Hey Jason, cool to see you release this code. The turns QCC demonstrated at worlds were one of the best I’ve ever seen in Vex, and proved themselves in the finals
I took a look at your RobotC code and had a few points I wanted to clarify:
So I see you calibrated your gyroscope using gyroOffset, and rateOffset is correcting for drift. Shouldn’t rateOffset be a function of time? ie. gyro.rateOffset*time_since_calibration
It appears your gyroCalibrate function is more or less trying to detect a linear change-of-drift over some time (dT seems undefined as it’s just a loop without checking for time?). So I think it makes sense if, say it drifts upwards 1mV per second, calibrated at 1.700V, then after 10 seconds, your gyro would be at 1.710V, and your code execute it like this : 1.710 - 1.700 - 0.001 = 0.009. If you accounted for time, it would be 1.710 - 1.700 - 0.001*10sec = 0.000.
Am I thinking about this wrong or misunderstanding your code? Or is this a potential issue?
Regardless, good work, hope to see you competing next year
So the gyroOffset calibration and rateOffset calibration are the same thing: I just calibrate the gyro twice. It really is not necessary, just redundancy to let me sleep at night
The Gyro sensor itself calculates angular rate of change, ie. degrees rotation per second, and is then output to a voltage proportional to that angular velocity. so dT is not needed to detect the rate of change, it already does it. Some people see the gyro as a sensor that detects rotation since that’s what the native sensor code in easyC/robotC is designed for. dT is only used and needed when an iteration of the function that adds to the angle is called. The gyroOffset value is the offset for the rate of change. I hope this explanation answers your questions.

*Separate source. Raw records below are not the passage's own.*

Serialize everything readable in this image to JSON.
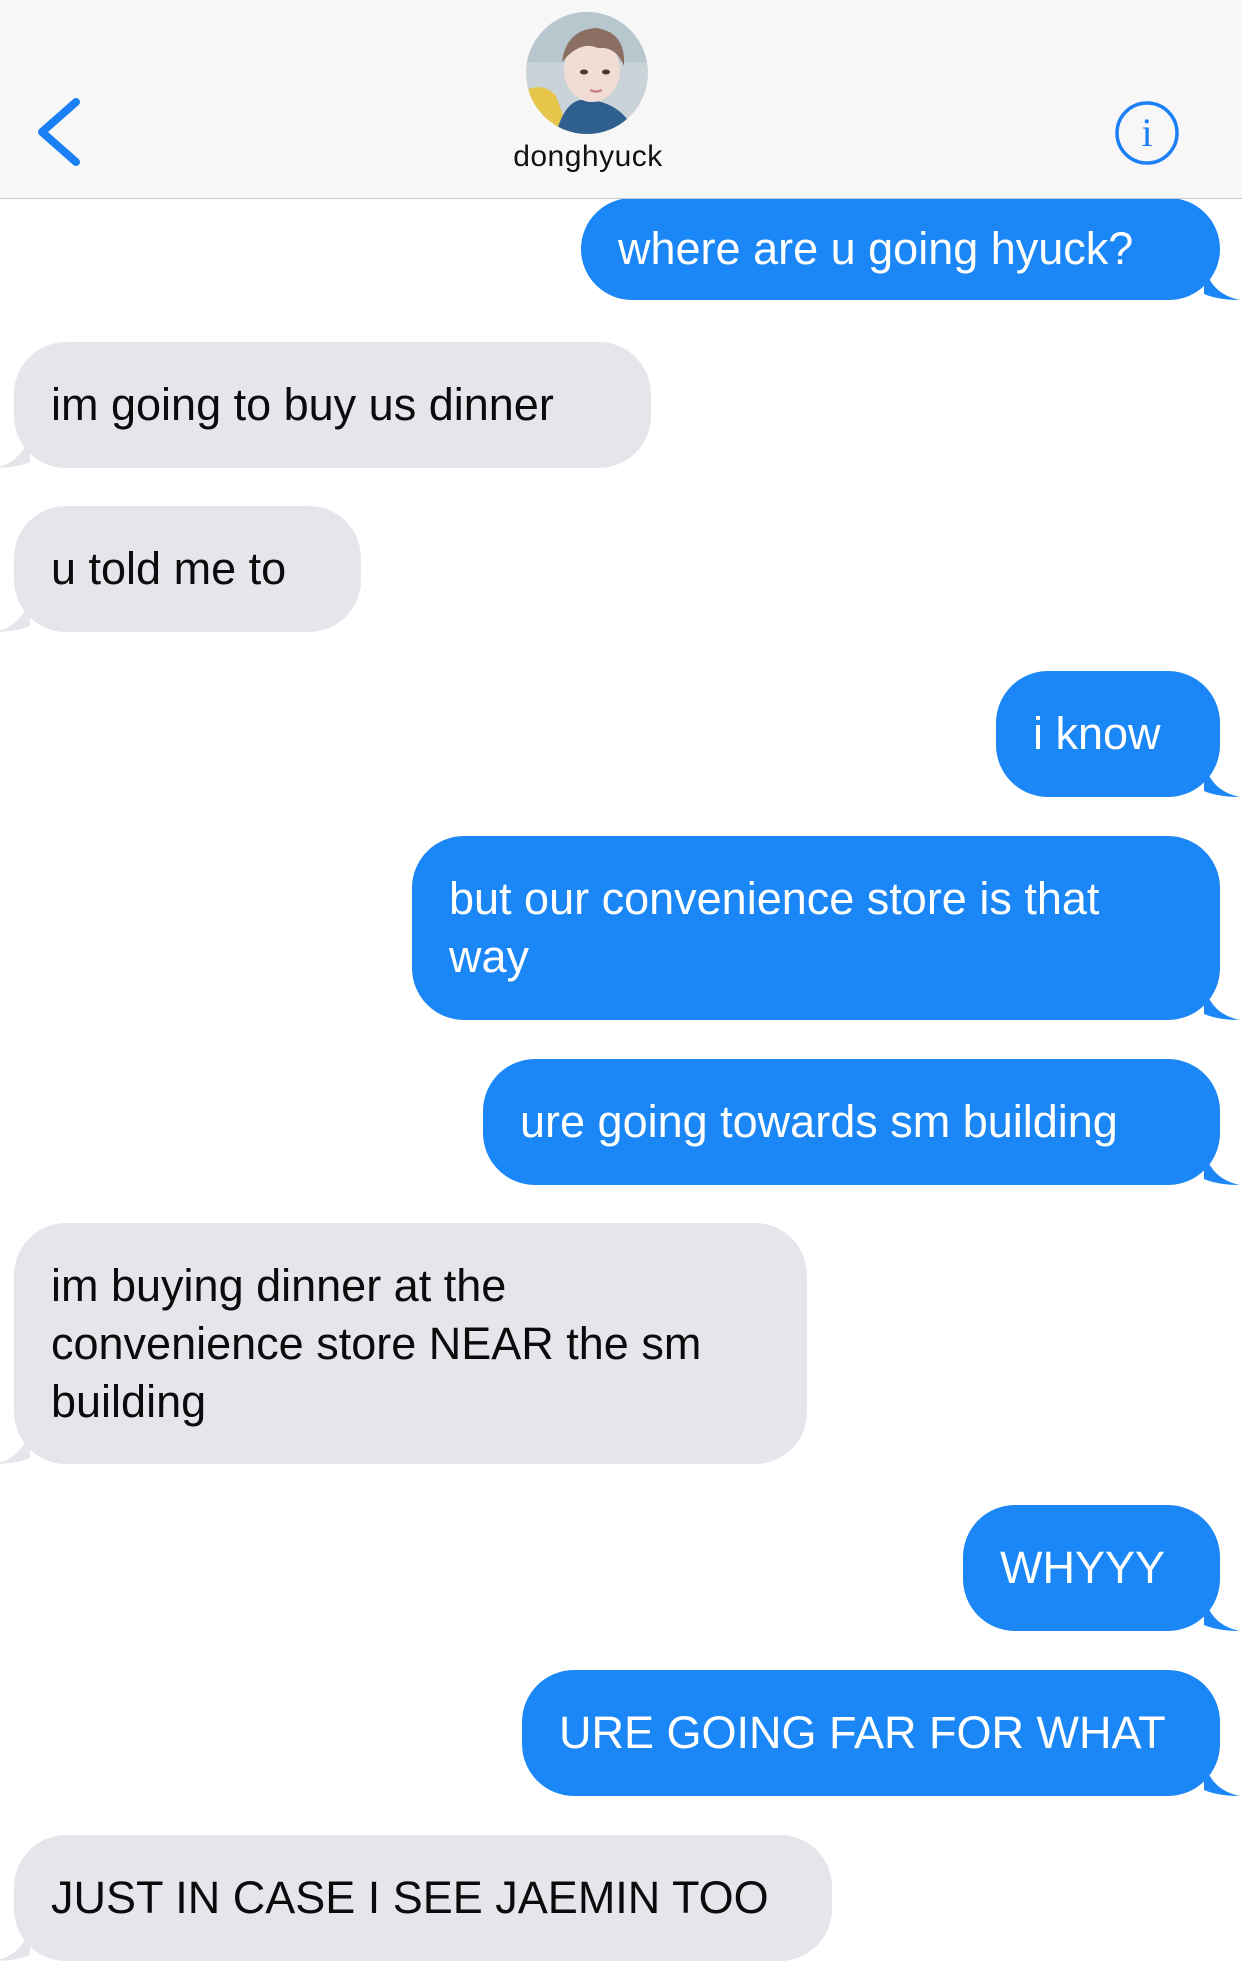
{
  "header": {
    "contact_name": "donghyuck",
    "back_icon": "chevron-left-icon",
    "info_icon": "info-icon",
    "accent": "#1b7ff5"
  },
  "colors": {
    "sent_bubble": "#1b87f6",
    "received_bubble": "#e6e5eb"
  },
  "messages": [
    {
      "direction": "sent",
      "text": "where are u going hyuck?"
    },
    {
      "direction": "received",
      "text": "im going to buy us dinner"
    },
    {
      "direction": "received",
      "text": "u told me to"
    },
    {
      "direction": "sent",
      "text": "i know"
    },
    {
      "direction": "sent",
      "text": "but our convenience store is that\nway"
    },
    {
      "direction": "sent",
      "text": "ure going towards sm building"
    },
    {
      "direction": "received",
      "text": "im buying dinner at the\nconvenience store NEAR the sm\nbuilding"
    },
    {
      "direction": "sent",
      "text": "WHYYY"
    },
    {
      "direction": "sent",
      "text": "URE GOING FAR FOR WHAT"
    },
    {
      "direction": "received",
      "text": "JUST IN CASE I SEE JAEMIN TOO"
    }
  ]
}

As for competing in Nothing But Net, we’ll see what the future has in store for Blue Rooster.
Sorry, I’m new to PID programming. I was looking through the code and I didn’t see any motor output. Do I have to set that myself or am I missing something?
The function pidExecute returns a float which is the value that you are looking for. I don’t have EasyC to look at the code in at this second but you should have access to that function whether you are using the graphical or text-based implementations.